Open jplahn opened 8 years ago
I'm down to help out with the mass import of data to our DB. I think a prereq to this is to figure out or DB schema though.
I'll start looking at this once I clean up the auth integration.
Do we have a MongoLab account name?
It's called "Rental App", though I'm not sure the best way to handle access / permissions to it since it seems to be under my account. I can distribute the login creds to you guys if that makes the most sense.
Also, looks like Zillow breaks their city rental data down by type of residence (e.g. 1 bedroom data, 2 bedroom data, etc.) Perhaps we should combine different residence type data for a city into a single record (or a record for each year?), such that one query would fetch us all of the data for that city.
Yeah I'd love to have the granularity of # bedrooms, but initially we could combine them. Or even just choose one of them initially. In any case, I'd vote to start with 2 bedrooms as our "standard" unit, but open to counterpoints.
On a side note, it's kind of a shame they don't have # bedrooms > 2 (unless they do..) since apartments like that are most popular in college towns.
Oh they do, up to 5+ it looks like. And yeah, the more I think about it, combining everything might not be a great idea. Something more like "select * where city="San Francisco" and residence_type=*" would be give greater flexibility.
Oh great. I don't think it's a huge deal which one # bedrooms we choose at this point.
Based off your select statement, are you thinking a sql representation? I suppose it can be data dependent, since we might want to perform some aggregations that are better suited to JSON and offload those to the DB instead of constantly recomputing them server side.
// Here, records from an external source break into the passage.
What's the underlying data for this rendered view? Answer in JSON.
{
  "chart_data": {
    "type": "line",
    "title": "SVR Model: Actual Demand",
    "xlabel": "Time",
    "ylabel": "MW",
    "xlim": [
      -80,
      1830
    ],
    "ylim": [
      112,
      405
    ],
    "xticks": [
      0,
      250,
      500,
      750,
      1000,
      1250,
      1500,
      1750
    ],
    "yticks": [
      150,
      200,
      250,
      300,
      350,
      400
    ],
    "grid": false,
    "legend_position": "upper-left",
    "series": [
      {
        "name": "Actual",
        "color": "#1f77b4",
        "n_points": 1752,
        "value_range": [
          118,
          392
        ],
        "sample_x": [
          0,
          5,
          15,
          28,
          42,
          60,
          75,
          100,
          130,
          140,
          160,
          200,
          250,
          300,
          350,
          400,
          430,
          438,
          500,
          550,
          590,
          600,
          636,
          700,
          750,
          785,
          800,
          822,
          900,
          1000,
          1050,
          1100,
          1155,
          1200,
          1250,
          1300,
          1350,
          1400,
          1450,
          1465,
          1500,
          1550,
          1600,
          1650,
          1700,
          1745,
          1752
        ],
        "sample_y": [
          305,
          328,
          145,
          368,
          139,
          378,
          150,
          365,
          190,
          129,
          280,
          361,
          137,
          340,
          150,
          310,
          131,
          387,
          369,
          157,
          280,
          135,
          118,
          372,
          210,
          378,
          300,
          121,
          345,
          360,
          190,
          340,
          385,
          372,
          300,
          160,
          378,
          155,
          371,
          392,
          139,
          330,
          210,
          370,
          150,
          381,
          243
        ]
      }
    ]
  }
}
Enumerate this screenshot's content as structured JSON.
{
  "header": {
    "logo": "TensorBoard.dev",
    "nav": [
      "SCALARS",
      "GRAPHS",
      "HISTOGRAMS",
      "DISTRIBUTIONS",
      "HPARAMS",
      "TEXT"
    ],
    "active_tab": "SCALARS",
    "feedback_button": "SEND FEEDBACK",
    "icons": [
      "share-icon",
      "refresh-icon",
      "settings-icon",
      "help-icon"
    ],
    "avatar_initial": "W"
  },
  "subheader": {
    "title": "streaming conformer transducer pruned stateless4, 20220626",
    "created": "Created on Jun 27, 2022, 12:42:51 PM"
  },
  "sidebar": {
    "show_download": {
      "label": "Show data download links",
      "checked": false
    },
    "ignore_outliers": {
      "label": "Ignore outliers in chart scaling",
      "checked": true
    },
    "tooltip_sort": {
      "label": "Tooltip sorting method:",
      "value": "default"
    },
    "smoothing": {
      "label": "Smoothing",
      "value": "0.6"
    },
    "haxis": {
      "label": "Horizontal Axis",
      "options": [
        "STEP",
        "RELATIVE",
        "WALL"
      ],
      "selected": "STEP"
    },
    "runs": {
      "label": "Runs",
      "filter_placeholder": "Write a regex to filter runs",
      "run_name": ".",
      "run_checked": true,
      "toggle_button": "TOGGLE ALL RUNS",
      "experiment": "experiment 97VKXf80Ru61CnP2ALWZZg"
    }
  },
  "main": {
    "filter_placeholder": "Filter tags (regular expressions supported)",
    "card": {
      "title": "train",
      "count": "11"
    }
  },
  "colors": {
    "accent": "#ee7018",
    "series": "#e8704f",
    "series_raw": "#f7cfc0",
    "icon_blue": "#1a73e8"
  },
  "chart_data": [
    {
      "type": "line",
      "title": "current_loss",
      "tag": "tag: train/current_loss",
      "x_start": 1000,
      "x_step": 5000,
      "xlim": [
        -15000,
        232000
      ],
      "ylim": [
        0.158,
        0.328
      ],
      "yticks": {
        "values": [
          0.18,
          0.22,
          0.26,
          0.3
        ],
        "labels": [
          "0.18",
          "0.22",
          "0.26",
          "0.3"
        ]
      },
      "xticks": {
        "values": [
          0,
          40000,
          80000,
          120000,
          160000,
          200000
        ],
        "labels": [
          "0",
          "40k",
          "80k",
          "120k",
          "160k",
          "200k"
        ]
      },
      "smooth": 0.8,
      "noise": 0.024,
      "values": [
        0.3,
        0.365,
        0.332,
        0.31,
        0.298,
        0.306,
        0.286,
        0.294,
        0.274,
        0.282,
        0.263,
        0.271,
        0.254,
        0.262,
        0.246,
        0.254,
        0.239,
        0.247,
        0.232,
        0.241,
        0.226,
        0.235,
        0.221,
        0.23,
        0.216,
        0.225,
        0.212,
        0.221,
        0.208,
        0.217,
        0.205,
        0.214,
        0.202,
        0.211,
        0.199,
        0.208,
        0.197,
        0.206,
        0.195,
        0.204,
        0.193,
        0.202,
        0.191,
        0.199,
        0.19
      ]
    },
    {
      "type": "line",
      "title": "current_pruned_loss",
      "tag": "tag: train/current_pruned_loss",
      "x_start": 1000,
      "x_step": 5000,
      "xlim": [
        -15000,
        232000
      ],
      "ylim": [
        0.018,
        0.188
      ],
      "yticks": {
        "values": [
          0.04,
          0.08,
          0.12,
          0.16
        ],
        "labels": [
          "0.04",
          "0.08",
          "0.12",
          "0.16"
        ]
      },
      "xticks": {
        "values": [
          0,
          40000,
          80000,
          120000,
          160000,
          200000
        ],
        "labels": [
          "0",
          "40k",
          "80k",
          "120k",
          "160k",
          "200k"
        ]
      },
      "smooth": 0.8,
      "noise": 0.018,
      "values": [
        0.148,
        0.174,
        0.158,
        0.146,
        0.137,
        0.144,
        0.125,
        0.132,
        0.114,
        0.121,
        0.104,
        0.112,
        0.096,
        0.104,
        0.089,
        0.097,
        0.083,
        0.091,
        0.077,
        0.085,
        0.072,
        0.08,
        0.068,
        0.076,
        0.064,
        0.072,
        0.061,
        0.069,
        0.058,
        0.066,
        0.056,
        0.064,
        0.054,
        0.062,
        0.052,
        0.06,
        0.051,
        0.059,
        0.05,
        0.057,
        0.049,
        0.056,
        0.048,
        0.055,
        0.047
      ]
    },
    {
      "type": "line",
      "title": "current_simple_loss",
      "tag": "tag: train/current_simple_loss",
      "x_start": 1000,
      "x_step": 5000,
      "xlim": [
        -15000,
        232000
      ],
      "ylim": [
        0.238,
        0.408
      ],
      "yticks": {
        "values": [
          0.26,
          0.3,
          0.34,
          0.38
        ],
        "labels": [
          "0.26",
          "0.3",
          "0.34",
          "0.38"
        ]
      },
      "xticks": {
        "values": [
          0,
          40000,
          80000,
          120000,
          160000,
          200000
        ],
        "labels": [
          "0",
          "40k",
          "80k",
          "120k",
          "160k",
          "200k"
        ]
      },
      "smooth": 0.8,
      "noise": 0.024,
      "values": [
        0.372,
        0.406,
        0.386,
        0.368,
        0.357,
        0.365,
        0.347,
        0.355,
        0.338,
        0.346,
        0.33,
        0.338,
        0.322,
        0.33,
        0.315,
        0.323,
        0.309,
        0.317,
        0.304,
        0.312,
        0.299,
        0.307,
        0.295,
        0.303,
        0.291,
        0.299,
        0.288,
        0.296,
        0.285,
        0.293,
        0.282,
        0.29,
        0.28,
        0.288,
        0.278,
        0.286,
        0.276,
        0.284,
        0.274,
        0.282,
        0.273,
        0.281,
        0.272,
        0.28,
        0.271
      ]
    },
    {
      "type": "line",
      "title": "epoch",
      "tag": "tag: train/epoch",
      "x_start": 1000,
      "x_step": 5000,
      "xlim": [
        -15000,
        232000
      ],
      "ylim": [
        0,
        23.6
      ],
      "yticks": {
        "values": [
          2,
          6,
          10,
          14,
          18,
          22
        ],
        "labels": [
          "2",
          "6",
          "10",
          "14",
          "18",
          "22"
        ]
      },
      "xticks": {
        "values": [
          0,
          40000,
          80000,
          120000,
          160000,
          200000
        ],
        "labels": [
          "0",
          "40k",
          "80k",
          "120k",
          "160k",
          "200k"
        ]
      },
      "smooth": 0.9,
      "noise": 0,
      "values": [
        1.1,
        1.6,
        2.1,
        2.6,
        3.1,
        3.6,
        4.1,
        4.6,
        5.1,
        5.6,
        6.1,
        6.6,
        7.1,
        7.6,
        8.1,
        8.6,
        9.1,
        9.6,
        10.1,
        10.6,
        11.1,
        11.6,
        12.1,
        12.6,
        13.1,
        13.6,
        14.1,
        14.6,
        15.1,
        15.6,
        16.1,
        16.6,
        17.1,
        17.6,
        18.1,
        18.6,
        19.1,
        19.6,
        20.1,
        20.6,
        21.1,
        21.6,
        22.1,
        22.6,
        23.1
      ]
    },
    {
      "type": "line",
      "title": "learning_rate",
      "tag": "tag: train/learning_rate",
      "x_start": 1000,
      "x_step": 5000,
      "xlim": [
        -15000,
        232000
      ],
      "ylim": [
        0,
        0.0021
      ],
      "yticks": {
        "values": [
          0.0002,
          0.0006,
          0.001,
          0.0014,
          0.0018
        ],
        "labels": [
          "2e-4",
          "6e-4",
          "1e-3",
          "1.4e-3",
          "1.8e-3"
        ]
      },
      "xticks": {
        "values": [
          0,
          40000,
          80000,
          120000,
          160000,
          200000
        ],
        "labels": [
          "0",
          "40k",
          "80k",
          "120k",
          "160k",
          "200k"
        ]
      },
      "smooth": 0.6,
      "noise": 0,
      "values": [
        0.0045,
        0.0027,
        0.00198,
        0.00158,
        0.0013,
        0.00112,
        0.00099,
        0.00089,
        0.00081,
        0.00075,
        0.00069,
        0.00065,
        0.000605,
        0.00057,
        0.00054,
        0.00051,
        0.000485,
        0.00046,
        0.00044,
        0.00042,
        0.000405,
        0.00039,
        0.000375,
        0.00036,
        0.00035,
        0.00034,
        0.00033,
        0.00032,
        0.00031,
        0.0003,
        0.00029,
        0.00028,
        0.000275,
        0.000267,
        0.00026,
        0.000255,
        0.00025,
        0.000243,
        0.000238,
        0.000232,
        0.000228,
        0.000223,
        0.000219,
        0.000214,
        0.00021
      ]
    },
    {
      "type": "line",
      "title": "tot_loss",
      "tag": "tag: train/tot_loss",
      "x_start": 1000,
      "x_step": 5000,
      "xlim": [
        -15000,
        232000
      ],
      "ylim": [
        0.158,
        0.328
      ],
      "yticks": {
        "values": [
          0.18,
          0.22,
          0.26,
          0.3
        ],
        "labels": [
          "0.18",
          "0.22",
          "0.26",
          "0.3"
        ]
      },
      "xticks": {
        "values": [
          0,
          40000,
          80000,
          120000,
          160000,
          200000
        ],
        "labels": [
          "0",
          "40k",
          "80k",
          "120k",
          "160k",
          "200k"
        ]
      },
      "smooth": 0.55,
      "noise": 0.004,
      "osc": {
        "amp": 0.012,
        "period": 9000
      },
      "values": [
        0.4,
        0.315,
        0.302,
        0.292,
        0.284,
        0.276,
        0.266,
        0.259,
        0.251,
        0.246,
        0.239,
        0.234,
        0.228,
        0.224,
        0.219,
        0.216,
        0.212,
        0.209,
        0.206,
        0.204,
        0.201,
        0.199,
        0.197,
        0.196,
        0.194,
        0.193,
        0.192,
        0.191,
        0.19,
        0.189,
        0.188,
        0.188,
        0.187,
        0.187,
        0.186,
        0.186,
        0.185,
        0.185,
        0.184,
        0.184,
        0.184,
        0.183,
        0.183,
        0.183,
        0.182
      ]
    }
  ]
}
Nah, not saying we should use sql, just needed to give an example of how we could get all data in a single query still if we separated the data into smaller records.
Got it. A lot of the data probably is suitable for tabular format in any case. D3 can handle csv data, so that isn't a limitation. For things like YoY trends I think tabular makes sense. When we want to do interesting visualizations that are overlays (such as crime heat maps or any other heat maps for that matter), JSON will be the approach.
So here's what I'm thinking for now (to keep it simple):
{ 'state': 'CA', 'city': 'Los Angeles', 'date': '2010-02', 'price_sqft': 1.57208588957055 }
If we want to script the data insertion via Python, we can convert the date in the csv (in the format "2010-02") to a Mongo accepted format via:
datetime.datetime.strptime('2010-02', '%Y-%m')
Sorry @mzamani1, missed this. A few comments:
I'll explain more coherently when I'm not about to fall asleep :).
@jplahn Yeah, that definitely sounds like a better approach. So top level fields would be something like: date, 'data object', and location. One thing I had missed was the info on what type of property this data's for. Something like "residence_type" could be another top level field perhaps.
Since a lot of the data we need can't be accessed via APIs, we'll need to download and store the data in our DB. Before we can do that, we need to figure out what it will look like. Zillow seems like the likely supplier of most of our data and their data comes in csv. This works with D3, but it may or may not be the best format.
As an extension of this, we'll also probably (definitely) want a tool to automate this process once we figure it out.